Eco Educate founder Lesley Ottey has spent the last 14 years challenging Waimakariri’s young – and not so young – to rethink waste and has no plans to slow down anytime soon.
This is an extract from the April 2024 e-Newsletter
In 2010, the sustainability educator set up her business after being gobsmacked at how blissfully unaware some people are about where their food comes from, and their waste goes.
Since then, the business has grown to a team of thirteen passionate eco-educators, who each bring their own flavour and skillset to address the many questions around sustainability.
Lesley says Eco Educate has been working in Waimakariri with the council contract for about thirteen years now.
“Our role in the Waimakariri is funded by the council to help and support schools and the wider community reduce their waste to landfill and look after water, which is a massive umbrella to work under.”
More than 70 Waimakariri preschools and schools are benefiting from Eco Educate.

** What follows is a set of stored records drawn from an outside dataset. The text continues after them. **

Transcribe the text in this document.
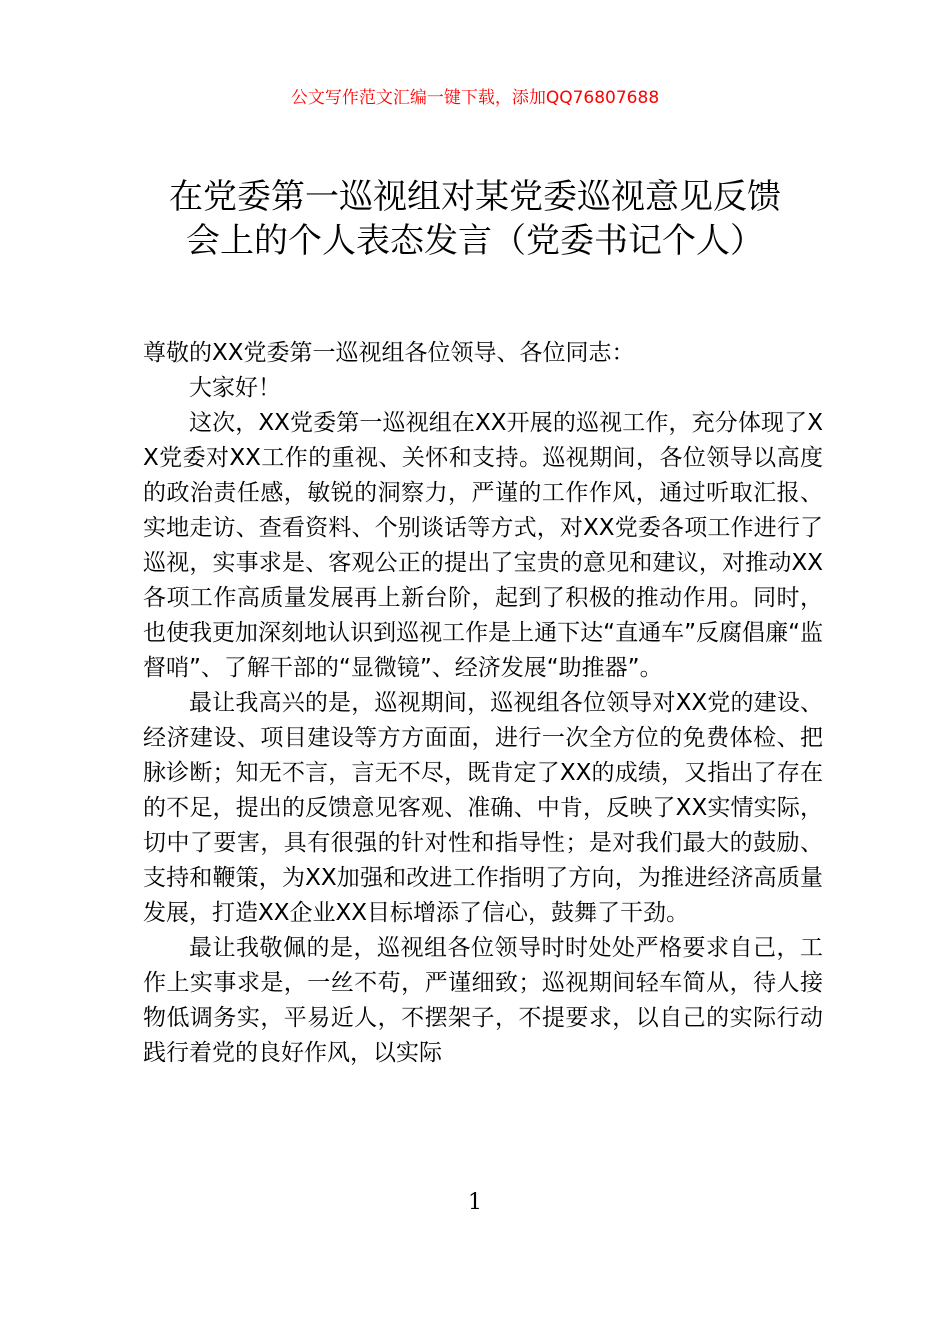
公文写作范文汇编一键下载，添加QQ76807688
在党委第一巡视组对某党委巡视意见反馈
会上的个人表态发言（党委书记个人）

尊敬的XX党委第一巡视组各位领导、各位同志：

大家好！

这次，XX党委第一巡视组在XX开展的巡视工作，充分体现了XX党委对XX工作的重视、关怀和支持。巡视期间，各位领导以高度的政治责任感，敏锐的洞察力，严谨的工作作风，通过听取汇报、实地走访、查看资料、个别谈话等方式，对XX党委各项工作进行了巡视，实事求是、客观公正的提出了宝贵的意见和建议，对推动XX各项工作高质量发展再上新台阶，起到了积极的推动作用。同时，也使我更加深刻地认识到巡视工作是上通下达“直通车”反腐倡廉“监督哨”、了解干部的“显微镜”、经济发展“助推器”。

最让我高兴的是，巡视期间，巡视组各位领导对XX党的建设、经济建设、项目建设等方方面面，进行一次全方位的免费体检、把脉诊断；知无不言，言无不尽，既肯定了XX的成绩，又指出了存在的不足，提出的反馈意见客观、准确、中肯，反映了XX实情实际，切中了要害，具有很强的针对性和指导性；是对我们最大的鼓励、支持和鞭策，为XX加强和改进工作指明了方向，为推进经济高质量发展，打造XX企业XX目标增添了信心，鼓舞了干劲。

最让我敬佩的是，巡视组各位领导时时处处严格要求自己，工作上实事求是，一丝不苟，严谨细致；巡视期间轻车简从，待人接物低调务实，平易近人，不摆架子，不提要求，以自己的实际行动践行着党的良好作风，以实际

1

Their engaging sessions can cover anything from reducing waste, making worm farms and compost, through to learning about water – including where it comes from, how to conserve it, and what happens when we flush.
While there’s a plethora of topics they can cover, Lesley says workshops can be tailored to help mitigate the issues happening at a particular school.
“We might walk into a school and the caretaker will say to us that someone’s been flushing yoghurt pottles full of shingle and they ask if we can mention that in our talks.”
Alongside their work with schools, Eco Educate also run an audit team who are out and about on collection days, checking kerbside recycling bins. This is to help lower the amount of contamination that’s going into the trucks. Lesley says auditing can be hard work, and even scary at times, especially when people react to their bins getting tagged.
“Say hi to the auditing team and give them a smile because they’re literally saving the district hundreds of thousands of dollars. We want to be able to help and support getting it correct, but when someone puts wood ash or grass clippings in their recycling bin, no one’s going to be able to clean that out of a truckload.
“Most of our recyclers are good people wanting to do the right thing. And we totally understand plastic confusion. So, stick to what the new council stickers say and then you’ll get it right. You can collect new stickers for your bins from any Council service centre.”
One of Lesley’s most memorable moments in her career was going back to a recycling bin after it was found containing used nappies and food.
“We went back two weeks later to check that bin, and the lady came running out, and she was from Brazil – English was very much a second language – and her bin was perfect. She was so mortified that she’d got it wrong that she tipped out its contents, and scrubbed and cleaned the bin. The bin had gone from smelling like used nappies to soap powder and butterflies.”
While her work has gained recognition at the North Canterbury Business Awards, she says the biggest buzz was when she bumped into a past student who told her she was the reason she’d gone to study environmental science.
“The feedback’s just lovely and seeing the changes from people just wanting to try and do stuff differently… This is the sort of stuff that gives me hope.”
Eco Educate can support anyone from schools, businesses, and community groups, and even offer behind-the-scenes tours of Southbrook Resource Recovery Park.
Lesley and the Eco Educate team will also be at the Back to Basics Waimakariri expo on Saturday 20 April from 11am – 2pm, at Rangiora Baptist Church Hall.